İlk yıl öğrenmekle geçer. Sünger gibi bilgi çekmek, hata yapmaktan korkmamak, her toplantıyı bir gelişim fırsatı olarak görmek gerekir. Kimse senden mükemmel olmanı beklemez ama meraklı, proaktif ve öğrenmeye açık olman gerekir. Ve unutmadan: ilişkiler kur! O ilk ağ, yıllar sonra bile işe yarayabilir.
İkinci yıl, artık yapıya alışmışken katkı sunma yılıdır. Süreci iyileştirecek fikirlerle gelmek, yeni projelerde gönüllü olmak seni sıradan bir çalışan olmaktan çıkarır. Eğitim talep etmekten, mentor aramaktan çekinme. Unutma, kendi kariyerinin CEO’su sensin.
Üçüncü yıl ise kişisel markanı oluşturma zamanı. İnsanlar sana ne için geliyor? Hangi konularda güveniyorlar? Tutarlılık, şeffaf iletişim ve deneyimi paylaşmak artık senin sorumluluğun.

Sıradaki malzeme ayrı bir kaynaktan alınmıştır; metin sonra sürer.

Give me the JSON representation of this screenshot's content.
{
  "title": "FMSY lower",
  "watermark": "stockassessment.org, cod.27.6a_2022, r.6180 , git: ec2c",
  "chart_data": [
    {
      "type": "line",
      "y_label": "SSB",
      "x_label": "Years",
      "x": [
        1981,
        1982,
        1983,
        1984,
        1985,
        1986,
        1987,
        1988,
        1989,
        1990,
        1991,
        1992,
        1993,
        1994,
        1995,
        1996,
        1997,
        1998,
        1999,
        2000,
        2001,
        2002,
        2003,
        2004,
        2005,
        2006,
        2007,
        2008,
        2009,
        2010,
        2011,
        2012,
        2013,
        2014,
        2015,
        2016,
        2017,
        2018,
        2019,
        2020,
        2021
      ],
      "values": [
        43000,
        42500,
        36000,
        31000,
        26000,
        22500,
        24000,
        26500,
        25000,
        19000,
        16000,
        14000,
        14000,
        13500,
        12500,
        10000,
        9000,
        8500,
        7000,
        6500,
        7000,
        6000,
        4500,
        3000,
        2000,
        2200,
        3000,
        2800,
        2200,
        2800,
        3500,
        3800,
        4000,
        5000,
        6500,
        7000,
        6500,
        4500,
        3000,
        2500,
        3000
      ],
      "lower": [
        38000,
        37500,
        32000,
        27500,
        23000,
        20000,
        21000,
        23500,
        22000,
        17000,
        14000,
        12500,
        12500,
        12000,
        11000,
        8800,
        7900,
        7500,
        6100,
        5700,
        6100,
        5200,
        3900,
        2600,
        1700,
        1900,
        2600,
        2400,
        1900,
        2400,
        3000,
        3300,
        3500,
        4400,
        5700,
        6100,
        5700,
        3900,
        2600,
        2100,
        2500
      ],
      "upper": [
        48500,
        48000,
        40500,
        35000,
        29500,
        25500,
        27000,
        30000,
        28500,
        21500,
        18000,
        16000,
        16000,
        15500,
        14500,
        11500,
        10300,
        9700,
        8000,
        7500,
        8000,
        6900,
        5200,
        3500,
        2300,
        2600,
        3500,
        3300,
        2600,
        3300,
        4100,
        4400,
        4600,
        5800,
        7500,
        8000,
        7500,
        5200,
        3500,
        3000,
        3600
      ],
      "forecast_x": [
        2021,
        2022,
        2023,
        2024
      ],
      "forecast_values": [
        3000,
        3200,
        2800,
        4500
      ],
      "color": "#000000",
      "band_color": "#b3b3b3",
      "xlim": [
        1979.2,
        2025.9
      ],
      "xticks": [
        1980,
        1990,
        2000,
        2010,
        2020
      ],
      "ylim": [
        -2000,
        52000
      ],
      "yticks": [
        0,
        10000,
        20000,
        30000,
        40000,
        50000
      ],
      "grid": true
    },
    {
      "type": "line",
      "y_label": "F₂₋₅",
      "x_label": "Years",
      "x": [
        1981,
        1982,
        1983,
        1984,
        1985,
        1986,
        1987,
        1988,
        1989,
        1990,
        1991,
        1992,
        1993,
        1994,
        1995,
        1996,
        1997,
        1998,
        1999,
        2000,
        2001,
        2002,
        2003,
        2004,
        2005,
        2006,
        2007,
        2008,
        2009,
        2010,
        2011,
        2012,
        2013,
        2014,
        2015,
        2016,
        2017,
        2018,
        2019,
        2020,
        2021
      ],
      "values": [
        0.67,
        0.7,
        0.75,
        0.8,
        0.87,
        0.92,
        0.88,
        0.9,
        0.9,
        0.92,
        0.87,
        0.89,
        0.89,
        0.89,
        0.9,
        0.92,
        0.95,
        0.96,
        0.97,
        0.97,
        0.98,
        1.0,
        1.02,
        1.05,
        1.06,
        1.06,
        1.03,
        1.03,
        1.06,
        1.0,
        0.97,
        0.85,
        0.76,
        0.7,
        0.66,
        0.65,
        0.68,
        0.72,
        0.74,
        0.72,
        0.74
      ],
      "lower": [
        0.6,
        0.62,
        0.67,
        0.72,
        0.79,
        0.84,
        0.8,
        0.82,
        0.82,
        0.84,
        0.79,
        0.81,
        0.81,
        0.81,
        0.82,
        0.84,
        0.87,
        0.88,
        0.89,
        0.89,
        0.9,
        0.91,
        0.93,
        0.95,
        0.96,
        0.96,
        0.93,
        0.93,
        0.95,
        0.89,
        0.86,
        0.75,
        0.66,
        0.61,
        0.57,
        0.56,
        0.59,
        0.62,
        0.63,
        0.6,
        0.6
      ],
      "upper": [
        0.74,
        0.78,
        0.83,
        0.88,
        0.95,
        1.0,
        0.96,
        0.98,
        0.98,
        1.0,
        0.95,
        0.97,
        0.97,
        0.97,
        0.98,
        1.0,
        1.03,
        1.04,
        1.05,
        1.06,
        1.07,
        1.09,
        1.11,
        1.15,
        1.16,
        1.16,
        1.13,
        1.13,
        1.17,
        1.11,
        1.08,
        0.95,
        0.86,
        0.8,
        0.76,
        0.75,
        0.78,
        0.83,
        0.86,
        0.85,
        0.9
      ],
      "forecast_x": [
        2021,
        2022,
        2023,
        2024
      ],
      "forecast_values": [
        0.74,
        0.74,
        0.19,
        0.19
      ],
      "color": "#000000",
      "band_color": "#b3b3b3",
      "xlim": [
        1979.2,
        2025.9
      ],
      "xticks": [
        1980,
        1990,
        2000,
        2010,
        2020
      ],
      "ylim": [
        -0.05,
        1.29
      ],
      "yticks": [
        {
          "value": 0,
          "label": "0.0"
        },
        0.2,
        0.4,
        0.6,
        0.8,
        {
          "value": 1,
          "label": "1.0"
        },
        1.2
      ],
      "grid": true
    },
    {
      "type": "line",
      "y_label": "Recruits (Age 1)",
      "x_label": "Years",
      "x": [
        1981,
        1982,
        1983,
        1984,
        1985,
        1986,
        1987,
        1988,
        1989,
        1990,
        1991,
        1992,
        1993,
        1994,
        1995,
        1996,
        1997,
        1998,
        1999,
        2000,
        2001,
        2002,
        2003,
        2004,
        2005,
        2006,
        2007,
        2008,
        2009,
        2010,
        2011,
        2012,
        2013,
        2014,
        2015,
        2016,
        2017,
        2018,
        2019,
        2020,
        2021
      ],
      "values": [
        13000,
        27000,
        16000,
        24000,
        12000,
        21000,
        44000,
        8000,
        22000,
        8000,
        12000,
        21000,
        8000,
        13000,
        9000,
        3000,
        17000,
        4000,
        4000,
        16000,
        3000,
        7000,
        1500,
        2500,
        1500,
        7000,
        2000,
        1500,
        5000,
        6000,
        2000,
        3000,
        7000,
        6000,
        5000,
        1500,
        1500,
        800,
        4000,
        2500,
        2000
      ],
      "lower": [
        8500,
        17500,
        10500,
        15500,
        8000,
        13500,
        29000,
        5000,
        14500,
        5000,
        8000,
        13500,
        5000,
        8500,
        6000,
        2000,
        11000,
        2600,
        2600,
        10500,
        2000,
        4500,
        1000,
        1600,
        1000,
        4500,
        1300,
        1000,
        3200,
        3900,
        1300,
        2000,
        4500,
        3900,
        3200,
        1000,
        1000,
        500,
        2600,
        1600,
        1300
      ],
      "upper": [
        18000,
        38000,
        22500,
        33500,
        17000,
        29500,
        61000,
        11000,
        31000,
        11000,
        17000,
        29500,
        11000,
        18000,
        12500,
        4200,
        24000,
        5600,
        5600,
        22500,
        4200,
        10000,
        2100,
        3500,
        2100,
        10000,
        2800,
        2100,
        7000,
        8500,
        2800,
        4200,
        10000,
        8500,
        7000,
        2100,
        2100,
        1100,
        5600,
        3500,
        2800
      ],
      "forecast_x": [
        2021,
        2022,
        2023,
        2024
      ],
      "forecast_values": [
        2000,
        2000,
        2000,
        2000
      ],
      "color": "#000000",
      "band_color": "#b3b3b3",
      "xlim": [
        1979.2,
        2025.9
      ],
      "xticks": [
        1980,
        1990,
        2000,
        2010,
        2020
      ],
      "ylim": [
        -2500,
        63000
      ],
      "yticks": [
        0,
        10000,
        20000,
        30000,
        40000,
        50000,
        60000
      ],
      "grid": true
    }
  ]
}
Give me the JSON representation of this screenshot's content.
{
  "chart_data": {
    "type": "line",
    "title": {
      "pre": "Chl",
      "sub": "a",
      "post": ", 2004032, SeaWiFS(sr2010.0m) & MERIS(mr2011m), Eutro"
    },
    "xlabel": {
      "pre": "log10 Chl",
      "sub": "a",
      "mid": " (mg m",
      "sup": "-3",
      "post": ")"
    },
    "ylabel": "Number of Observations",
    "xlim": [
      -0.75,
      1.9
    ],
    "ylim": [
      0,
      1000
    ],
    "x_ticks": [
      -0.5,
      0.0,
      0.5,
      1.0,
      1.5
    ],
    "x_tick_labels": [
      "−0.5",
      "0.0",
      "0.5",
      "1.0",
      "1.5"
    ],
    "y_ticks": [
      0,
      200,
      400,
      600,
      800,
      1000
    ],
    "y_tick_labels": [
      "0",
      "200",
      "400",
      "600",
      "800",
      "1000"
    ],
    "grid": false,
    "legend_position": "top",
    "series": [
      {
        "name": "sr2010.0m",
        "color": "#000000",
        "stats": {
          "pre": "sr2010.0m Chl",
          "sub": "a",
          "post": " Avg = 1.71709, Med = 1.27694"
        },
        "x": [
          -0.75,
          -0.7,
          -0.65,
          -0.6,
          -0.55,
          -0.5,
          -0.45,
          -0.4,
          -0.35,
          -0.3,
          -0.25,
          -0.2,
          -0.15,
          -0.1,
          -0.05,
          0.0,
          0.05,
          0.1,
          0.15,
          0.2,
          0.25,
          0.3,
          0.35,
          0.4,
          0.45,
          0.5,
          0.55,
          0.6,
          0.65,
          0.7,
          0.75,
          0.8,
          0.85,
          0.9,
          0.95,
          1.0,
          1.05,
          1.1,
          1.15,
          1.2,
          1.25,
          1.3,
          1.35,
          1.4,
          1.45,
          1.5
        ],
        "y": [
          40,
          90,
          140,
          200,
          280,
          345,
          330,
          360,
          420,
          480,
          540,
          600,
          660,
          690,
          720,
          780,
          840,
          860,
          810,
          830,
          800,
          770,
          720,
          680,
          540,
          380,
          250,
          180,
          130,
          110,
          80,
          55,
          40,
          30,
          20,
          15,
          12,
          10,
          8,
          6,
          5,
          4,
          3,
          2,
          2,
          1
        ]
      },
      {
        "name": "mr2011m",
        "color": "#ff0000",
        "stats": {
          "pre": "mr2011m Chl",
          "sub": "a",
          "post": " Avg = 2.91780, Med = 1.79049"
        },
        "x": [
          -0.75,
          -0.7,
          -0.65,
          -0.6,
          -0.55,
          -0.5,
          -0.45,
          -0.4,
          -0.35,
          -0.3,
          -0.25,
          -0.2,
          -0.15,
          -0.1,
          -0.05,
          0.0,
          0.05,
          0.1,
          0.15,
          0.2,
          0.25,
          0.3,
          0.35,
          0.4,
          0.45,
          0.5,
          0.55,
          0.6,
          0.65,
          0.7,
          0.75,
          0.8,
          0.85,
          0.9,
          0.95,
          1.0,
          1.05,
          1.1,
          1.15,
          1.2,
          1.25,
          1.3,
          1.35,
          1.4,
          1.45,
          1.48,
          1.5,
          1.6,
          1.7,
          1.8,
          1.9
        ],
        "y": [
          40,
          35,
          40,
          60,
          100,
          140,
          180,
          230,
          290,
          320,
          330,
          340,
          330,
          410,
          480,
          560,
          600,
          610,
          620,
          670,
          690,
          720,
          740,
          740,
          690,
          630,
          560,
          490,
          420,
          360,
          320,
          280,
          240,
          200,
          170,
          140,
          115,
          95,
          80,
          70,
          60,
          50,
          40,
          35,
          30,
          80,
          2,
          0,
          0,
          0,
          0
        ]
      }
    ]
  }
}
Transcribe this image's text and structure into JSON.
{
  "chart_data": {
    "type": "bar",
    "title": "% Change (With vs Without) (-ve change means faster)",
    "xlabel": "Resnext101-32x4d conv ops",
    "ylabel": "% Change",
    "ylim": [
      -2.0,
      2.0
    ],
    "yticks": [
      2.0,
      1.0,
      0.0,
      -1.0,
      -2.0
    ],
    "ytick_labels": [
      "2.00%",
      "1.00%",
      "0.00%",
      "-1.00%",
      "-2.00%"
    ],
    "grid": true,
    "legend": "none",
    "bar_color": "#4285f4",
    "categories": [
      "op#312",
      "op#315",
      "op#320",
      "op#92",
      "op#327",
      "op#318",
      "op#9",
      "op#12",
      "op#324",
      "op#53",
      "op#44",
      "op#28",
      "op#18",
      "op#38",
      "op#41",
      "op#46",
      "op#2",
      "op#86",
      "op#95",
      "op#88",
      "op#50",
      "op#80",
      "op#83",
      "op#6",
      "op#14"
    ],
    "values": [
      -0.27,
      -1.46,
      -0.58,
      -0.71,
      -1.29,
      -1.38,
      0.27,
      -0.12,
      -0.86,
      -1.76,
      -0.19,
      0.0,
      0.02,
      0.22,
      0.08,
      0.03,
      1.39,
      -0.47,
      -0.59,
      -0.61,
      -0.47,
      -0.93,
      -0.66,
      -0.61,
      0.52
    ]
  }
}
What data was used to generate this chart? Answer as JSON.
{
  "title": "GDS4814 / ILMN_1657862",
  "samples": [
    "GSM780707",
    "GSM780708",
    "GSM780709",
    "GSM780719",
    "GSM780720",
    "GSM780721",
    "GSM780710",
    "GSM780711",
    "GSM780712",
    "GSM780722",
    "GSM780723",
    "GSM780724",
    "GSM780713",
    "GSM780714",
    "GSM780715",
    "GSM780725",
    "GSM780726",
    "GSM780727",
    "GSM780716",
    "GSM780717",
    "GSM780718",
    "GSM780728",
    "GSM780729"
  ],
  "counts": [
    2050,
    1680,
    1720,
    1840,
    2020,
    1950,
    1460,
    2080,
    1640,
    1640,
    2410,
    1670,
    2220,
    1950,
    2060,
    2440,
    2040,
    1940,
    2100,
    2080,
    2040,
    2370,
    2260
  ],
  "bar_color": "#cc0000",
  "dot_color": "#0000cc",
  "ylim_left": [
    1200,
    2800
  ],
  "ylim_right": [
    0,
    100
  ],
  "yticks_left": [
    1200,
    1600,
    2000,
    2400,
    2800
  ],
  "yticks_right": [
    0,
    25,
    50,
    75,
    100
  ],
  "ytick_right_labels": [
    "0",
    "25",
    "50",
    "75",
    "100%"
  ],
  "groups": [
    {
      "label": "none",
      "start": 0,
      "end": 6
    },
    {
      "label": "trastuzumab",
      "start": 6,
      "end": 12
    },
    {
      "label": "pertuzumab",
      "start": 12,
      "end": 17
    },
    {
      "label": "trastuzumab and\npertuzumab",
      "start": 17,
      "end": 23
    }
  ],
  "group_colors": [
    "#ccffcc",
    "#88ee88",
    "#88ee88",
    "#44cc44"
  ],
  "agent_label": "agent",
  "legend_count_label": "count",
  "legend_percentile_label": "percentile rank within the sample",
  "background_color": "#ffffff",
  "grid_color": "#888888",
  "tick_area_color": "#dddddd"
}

Dördüncü yıl, yönünü netleştirmen gereken yıl. İşinden keyif alıyor musun? Seni geliştiren şeyler neler? Değerlerinle örtüşüyor mu? Gerekirse yön değiştir, sektör değiştir ama kendinle uyumlu kal.
Beşinci yıl, artık liderlik dönemi. Ünvan beklemeden lider gibi düşünmeye başlamalısın. Daha stratejik konuş, etkili karar süreçlerinde yer al, gelişim ve büyüme dilini konuş. İnsanları etkile, ilham ver, yol göster.
Kariyer dediğimiz şey; rastgele adımlar değil, bilinçli inşa edilen bir yolculuk. Her şeyin planlı olması gerekmez ama sürekli meraklı, esnek ve öğrenmeye açık olmak gerekir.
Sonuç mu?
Yolun başındaysan, en kıymetli yatırım SENSİN. Harekete geç ve yolun tadını çıkar.